Dans chacun de ces moments, elle parle de la puissance de la mère qui enfante, de la force tranquille du coparent, et de cette présence discrète qui soutient sans prendre la place. Ce sont des images qui restent longtemps : un regard qui s’allume, un premier cri, une salle qui respire ensemble. C’est tout l’esprit des maisons de naissance : mettre l’humain au centre.

Les défis cachés du métier (et comment elle y répond)

On ne romantise rien : les semaines denses s’enchaînent, le corps rappelle parfois à l’ordre. Nathalie le dit sans détour : pour tenir, il faut s’écouter, ajuster la charge, se faire aider sur l’administratif, accepter de ralentir quand c’est nécessaire. Le binôme évolue au fil des congés, des arrivées, des départs. L’objectif n’a pas changé : préserver la qualité, la disponibilité et l’éthique de soin.

Ce réalisme bienveillant fait du bien : oui, ce modèle est exigeant. Et c’est précisément parce qu’il l’est que les maisons de naissance ont besoin de sages-femmes formées, en nombre suffisant, et d’un cadre de financement solide. Ainsi, chaque famille peut bénéficier d’un suivi sur-mesure sans que la professionnelle s’épuise.

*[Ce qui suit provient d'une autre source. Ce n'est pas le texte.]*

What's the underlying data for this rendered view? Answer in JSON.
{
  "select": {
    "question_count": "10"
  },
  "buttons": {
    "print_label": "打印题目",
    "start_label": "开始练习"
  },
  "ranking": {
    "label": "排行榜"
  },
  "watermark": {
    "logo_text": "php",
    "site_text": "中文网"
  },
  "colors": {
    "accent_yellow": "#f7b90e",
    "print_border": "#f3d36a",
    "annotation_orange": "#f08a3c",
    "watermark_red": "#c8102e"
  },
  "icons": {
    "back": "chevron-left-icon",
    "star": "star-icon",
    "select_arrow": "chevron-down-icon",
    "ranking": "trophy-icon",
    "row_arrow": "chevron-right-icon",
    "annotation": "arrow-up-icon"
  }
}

Ce que les familles gagnent avec l’accompagnement de Nathalie

Au-delà du lieu, c’est la qualité de l’alliance thérapeutique qui change le vécu : se sentir écouté, compris, capable. Les couples décrivent souvent un sentiment de sécurité intérieure et une récupération plus douce, portée par le retour précoce à domicile et les visites postnatales. Le coparent devient un véritable partenaire de naissance, soutenu et outillé. Et le bébé ? Il arrive dans un environnement pensé pour lui : calme, chaleur, proximité immédiate.

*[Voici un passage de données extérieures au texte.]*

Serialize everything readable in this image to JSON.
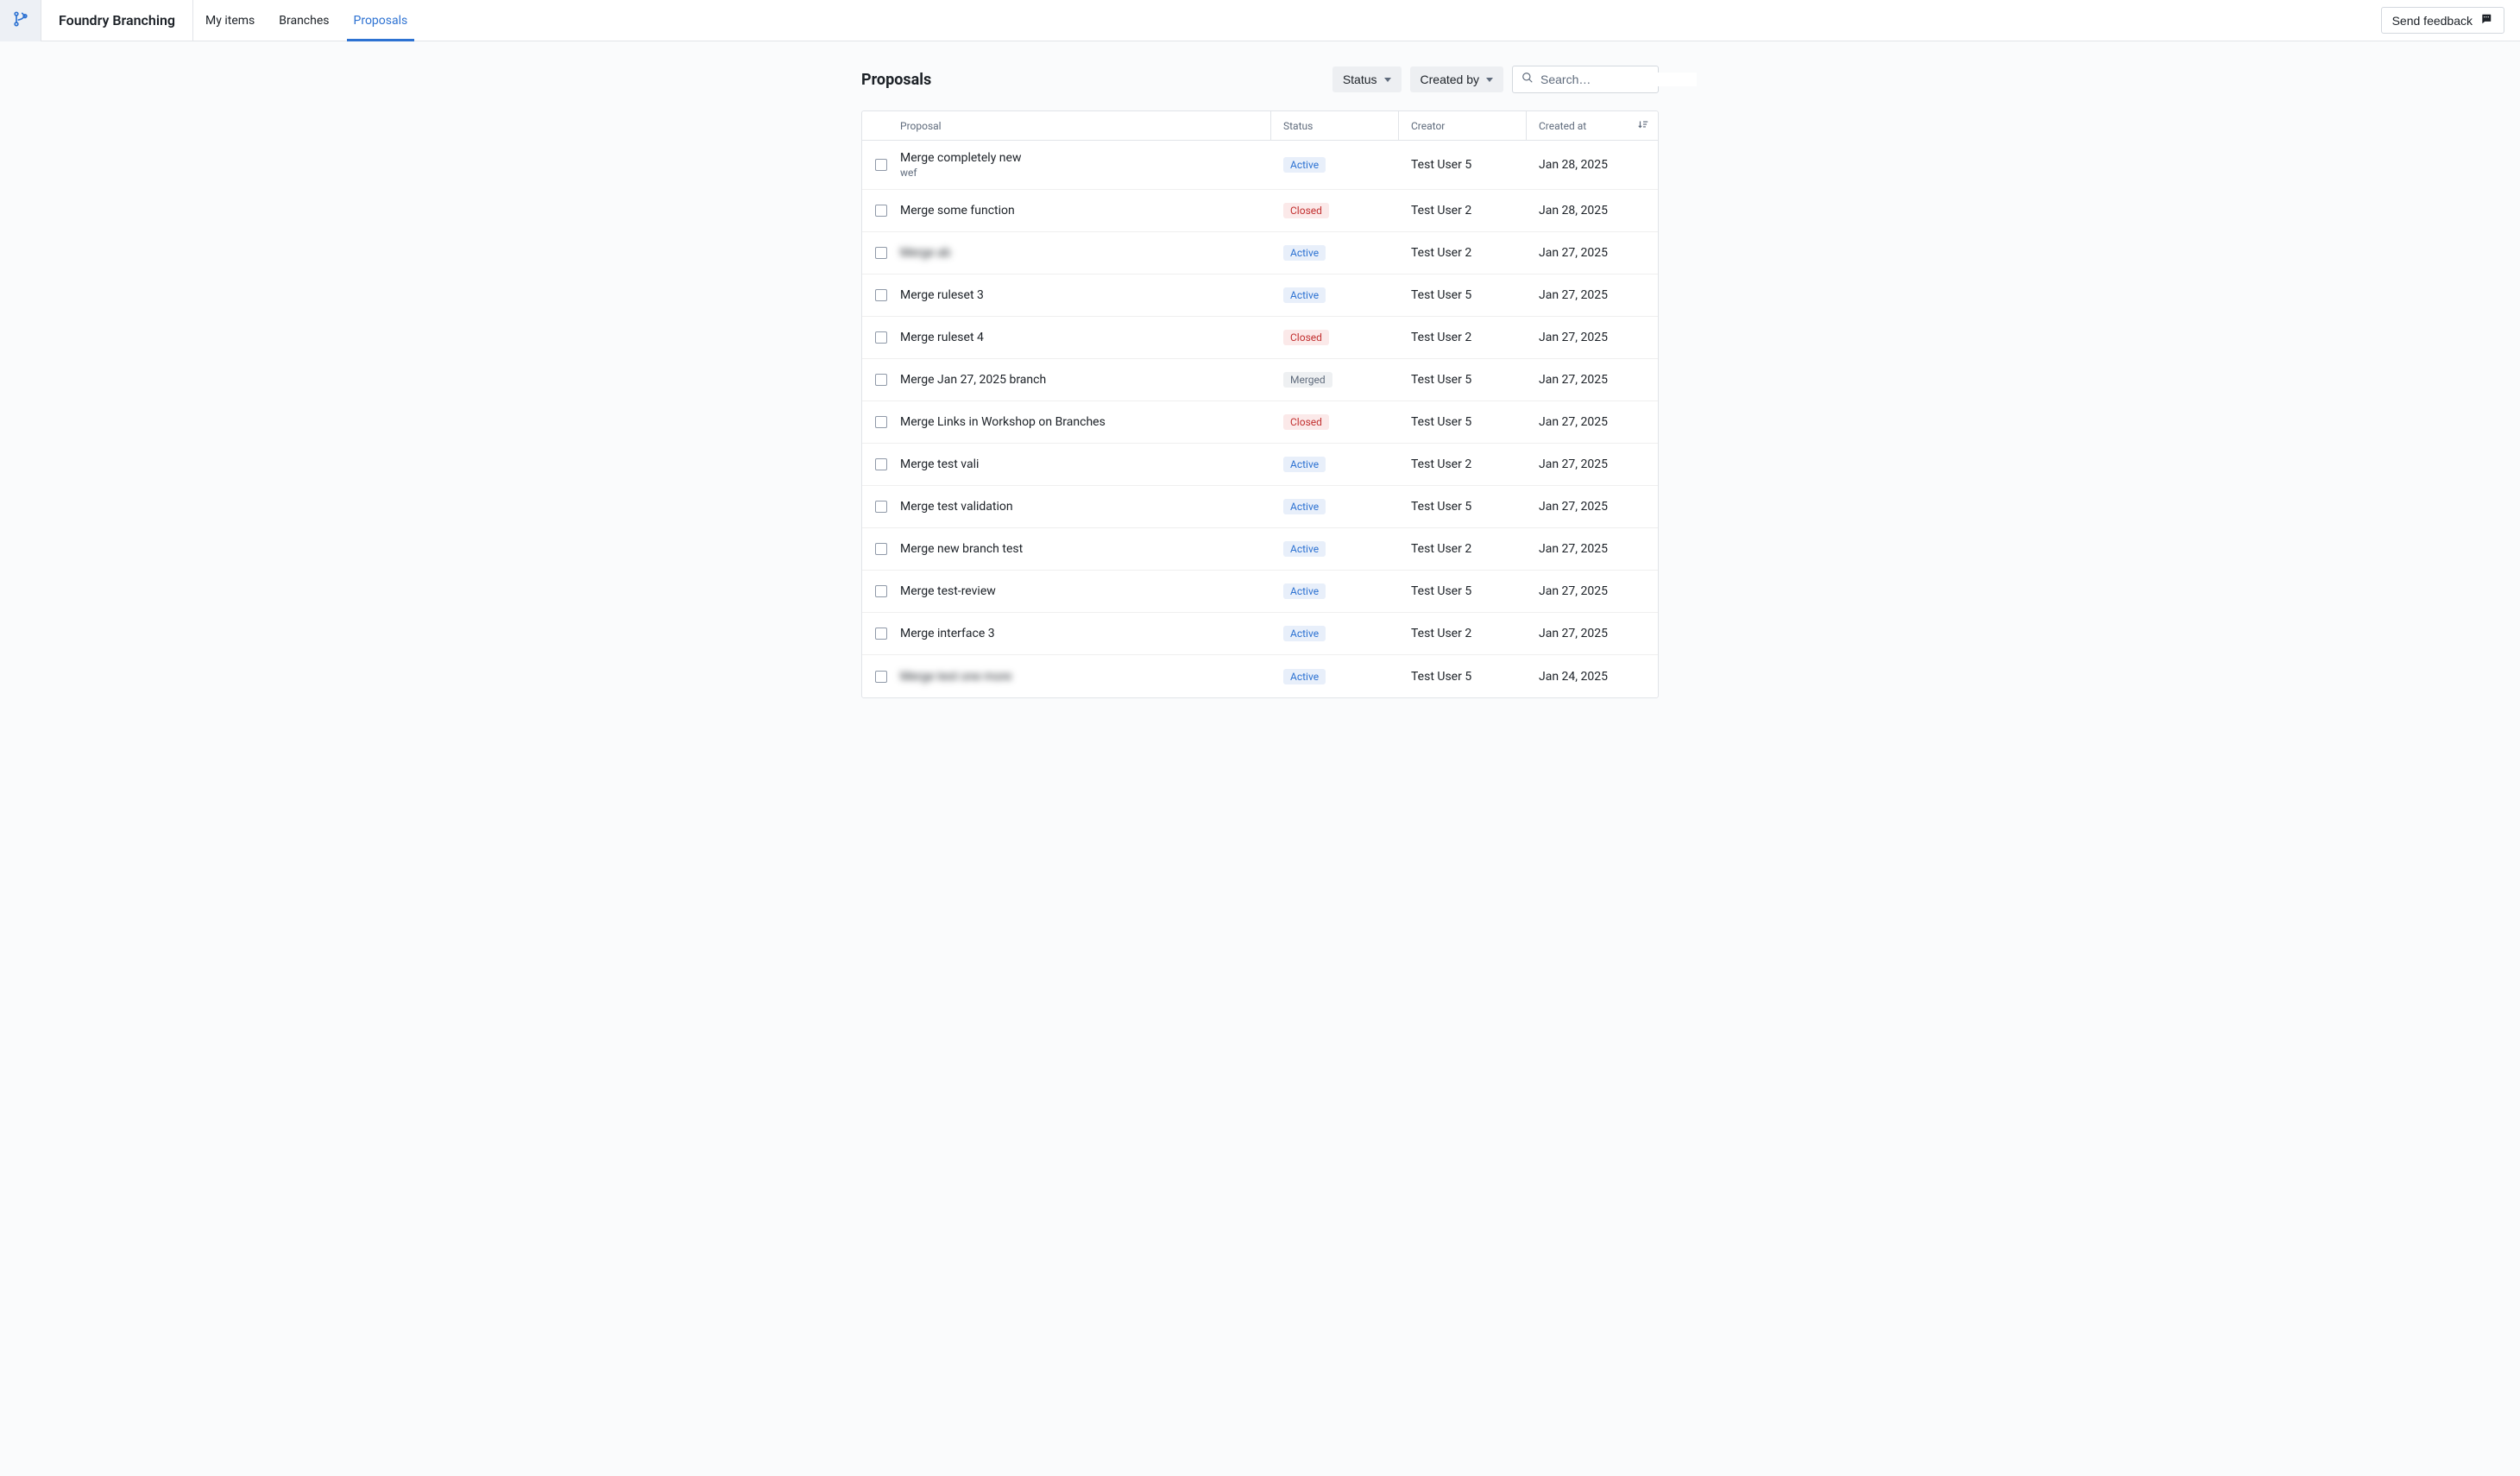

Tout n’est pas prévisible, et c’est pour cela que l’on s’appuie sur des critères d’éligibilité clairs et des protocoles de transfert. Cette alliance entre liberté et cadre est la signature des maisons de naissance bien intégrées à leur réseau hospitalier.

Le mot de la fin

À écouter Nathalie, on comprend que « faire naître » n’existe pas : on accompagne une naissance. Et c’est là que son métier prend tout son sens. Si vous hésitez encore, rencontrez une sage-femme, visitez les lieux, posez vos questions les plus concrètes : comment se passe l’astreinte, quels sont les critères d’admission, que prévoit-on si tout s’accélère ? L’important, c’est d’être aligné·e avec votre projet et bien entouré·e.

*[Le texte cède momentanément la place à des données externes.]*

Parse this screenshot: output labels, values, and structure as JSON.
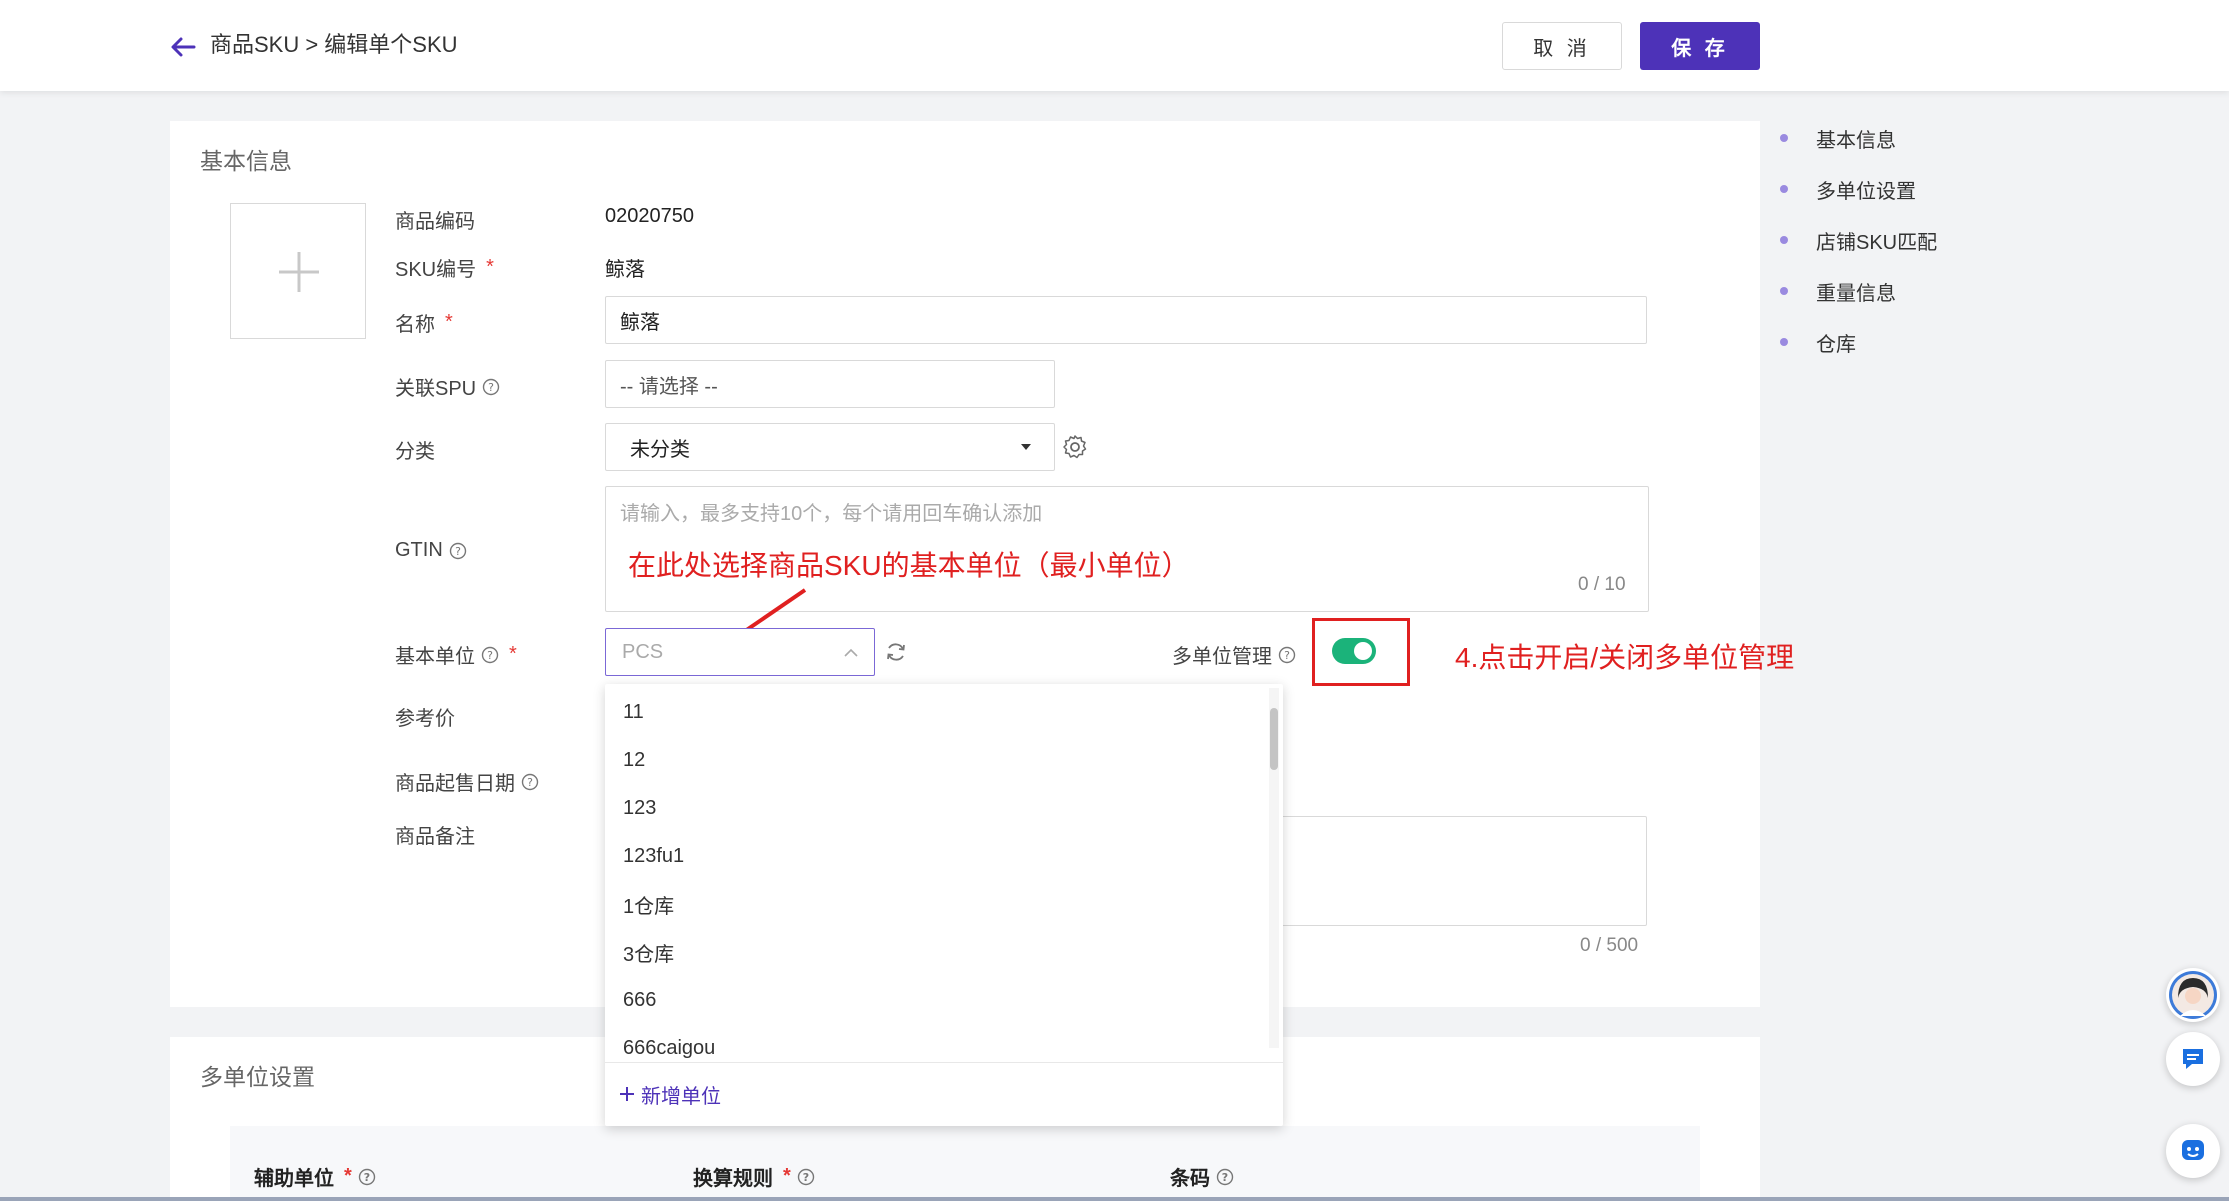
{
  "header": {
    "breadcrumb": "商品SKU > 编辑单个SKU",
    "cancel_label": "取 消",
    "save_label": "保 存"
  },
  "basic_info": {
    "title": "基本信息",
    "fields": {
      "product_code": {
        "label": "商品编码",
        "value": "02020750"
      },
      "sku_code": {
        "label": "SKU编号",
        "required": "*",
        "value": "鲸落"
      },
      "name": {
        "label": "名称",
        "required": "*",
        "value": "鲸落"
      },
      "spu": {
        "label": "关联SPU",
        "placeholder": "-- 请选择 --"
      },
      "category": {
        "label": "分类",
        "value": "未分类"
      },
      "gtin": {
        "label": "GTIN",
        "placeholder": "请输入，最多支持10个，每个请用回车确认添加",
        "counter": "0 / 10"
      },
      "base_unit": {
        "label": "基本单位",
        "required": "*",
        "placeholder": "PCS"
      },
      "multi_unit": {
        "label": "多单位管理"
      },
      "ref_price": {
        "label": "参考价"
      },
      "sale_date": {
        "label": "商品起售日期"
      },
      "remark": {
        "label": "商品备注",
        "counter": "0 / 500"
      }
    },
    "annotation_base_unit": "在此处选择商品SKU的基本单位（最小单位）",
    "annotation_toggle": "4.点击开启/关闭多单位管理"
  },
  "unit_dropdown": {
    "options": [
      "11",
      "12",
      "123",
      "123fu1",
      "1仓库",
      "3仓库",
      "666",
      "666caigou"
    ],
    "add_label": "新增单位"
  },
  "multi_unit_section": {
    "title": "多单位设置",
    "columns": [
      {
        "label": "辅助单位",
        "required": "*"
      },
      {
        "label": "换算规则",
        "required": "*"
      },
      {
        "label": "条码",
        "required": ""
      }
    ]
  },
  "side_nav": {
    "items": [
      "基本信息",
      "多单位设置",
      "店铺SKU匹配",
      "重量信息",
      "仓库"
    ]
  },
  "colors": {
    "primary": "#4d32b8",
    "toggle_on": "#1bb37a",
    "annotation": "#e02020"
  }
}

Et si vous voulez prolonger l’immersion, gardez en tête ces axes simples : choisir une équipe avec laquelle vous vous sentez en confiance, clarifier vos besoins (douleur, intimité, mobilité), et garder votre plan de naissance comme une boussole souple. Le reste ? Ce sera votre histoire, unique, écrite avec celles et ceux qui seront là, à vos côtés.